While the review looks at stopping subsidies to large-scale solar, it will also examine increasing payments for on-farm anaerobic digestion (AD). But Dr Scurlock said the current uncertainty surrounding the review had brought AD projects in the pipeline to a "screaming halt".

"We're seeing investor confidence reeling as a consequence of this. It's a very poor message to send out to investors in green energy," he said.

"It's bad news for all the farmers and their development partners who have committed tens of thousands of pounds so far in project development on the basis of a government-guaranteed, copper-bottomed renewable energy scheme."

He said the amount of land given over to solar farms would probably only reach 1,000 hectares by 2020 - a tiny fraction of the countryside - with most of the panels on flat land where they would not impede the view.

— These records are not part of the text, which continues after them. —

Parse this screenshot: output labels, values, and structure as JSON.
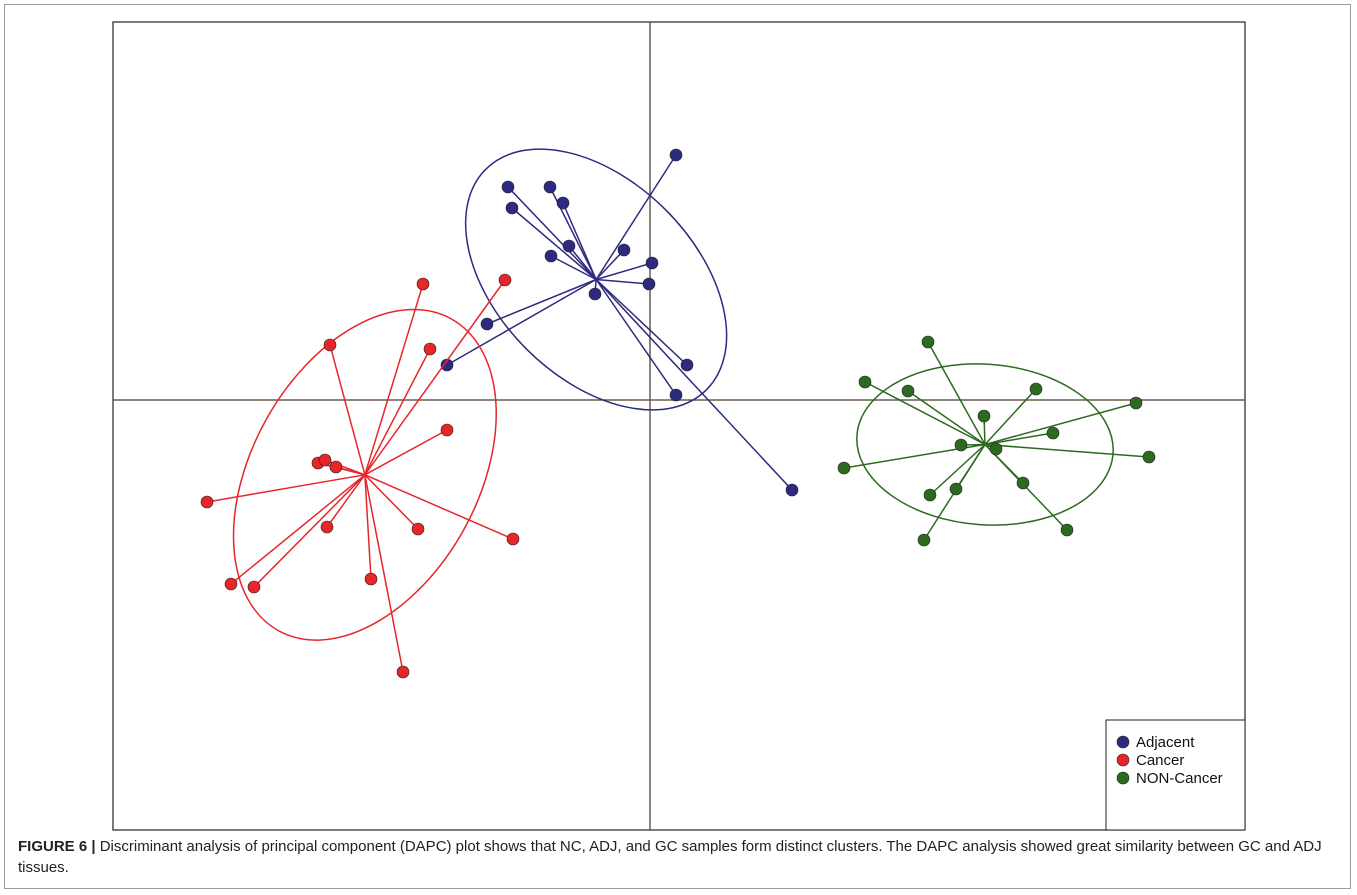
{
  "chart_data": {
    "type": "scatter",
    "xlim": [
      -5.37,
      5.95
    ],
    "ylim": [
      -4.3,
      3.78
    ],
    "crosshair": true,
    "ellipses": true,
    "centroid_lines": true,
    "legend": "bottom-right",
    "series": [
      {
        "name": "Adjacent",
        "color": "#2e2a7f",
        "x": [
          0.26,
          -1.42,
          -1.0,
          -1.38,
          -0.87,
          -0.81,
          -0.99,
          -0.26,
          0.02,
          -0.01,
          -0.55,
          -1.63,
          -2.03,
          0.37,
          0.26,
          1.42
        ],
        "y": [
          2.45,
          2.13,
          2.13,
          1.92,
          1.97,
          1.54,
          1.44,
          1.5,
          1.37,
          1.16,
          1.06,
          0.76,
          0.35,
          0.35,
          0.05,
          -0.9
        ]
      },
      {
        "name": "Cancer",
        "color": "#e8262a",
        "x": [
          -2.27,
          -1.45,
          -3.2,
          -2.2,
          -2.03,
          -3.32,
          -3.25,
          -3.14,
          -4.43,
          -3.23,
          -2.32,
          -1.37,
          -2.79,
          -4.19,
          -3.96,
          -2.47
        ],
        "y": [
          1.16,
          1.2,
          0.55,
          0.51,
          -0.3,
          -0.63,
          -0.6,
          -0.67,
          -1.02,
          -1.27,
          -1.29,
          -1.39,
          -1.79,
          -1.84,
          -1.87,
          -2.72
        ]
      },
      {
        "name": "NON-Cancer",
        "color": "#2c6a1f",
        "x": [
          2.78,
          2.15,
          2.58,
          3.86,
          4.86,
          3.34,
          4.03,
          3.11,
          3.46,
          1.94,
          4.99,
          3.73,
          3.06,
          2.8,
          4.17,
          2.74
        ],
        "y": [
          0.58,
          0.18,
          0.09,
          0.11,
          -0.03,
          -0.16,
          -0.33,
          -0.45,
          -0.49,
          -0.68,
          -0.57,
          -0.83,
          -0.89,
          -0.95,
          -1.3,
          -1.4
        ]
      }
    ]
  },
  "caption": {
    "label": "FIGURE 6 |",
    "text": "Discriminant analysis of principal component (DAPC) plot shows that NC, ADJ, and GC samples form distinct clusters. The DAPC analysis showed great similarity between GC and ADJ tissues."
  }
}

He said farmers had thought about the implications of taking land away from agricultural production, but added that solar farms were a "temporary and reversible" use of farmland.

"There are opportunities for dual-purpose use of land," he said.

Dual uses could include grazing sheep on the land between the solar panels, or using the fields for free-range poultry.

The land could also be managed for wildlife, benefiting from agri-environment schemes which pay landowners to take steps such as planting nectar-rich flowers, providing areas for ground-nesting birds or setting up bird and bat boxes.

Solar companies and affected organisations are considering applying for judicial review of the decision to review the tariffs.

A spokeswoman for the Department of Energy and Climate Change said: "We don't want large scale solar installations to be claiming money meant for householders, small businesses and communities which is why we've launched a review.

"Farmers have an important role to play in green energy, not least in anaerobic digestion which is why we're looking to see if we're providing enough support for this technology.

"We will act on both of these issues by the summer to help bring long term certainty to the market while at the same time encouraging homes, communities and small firms to produce their own green electricity."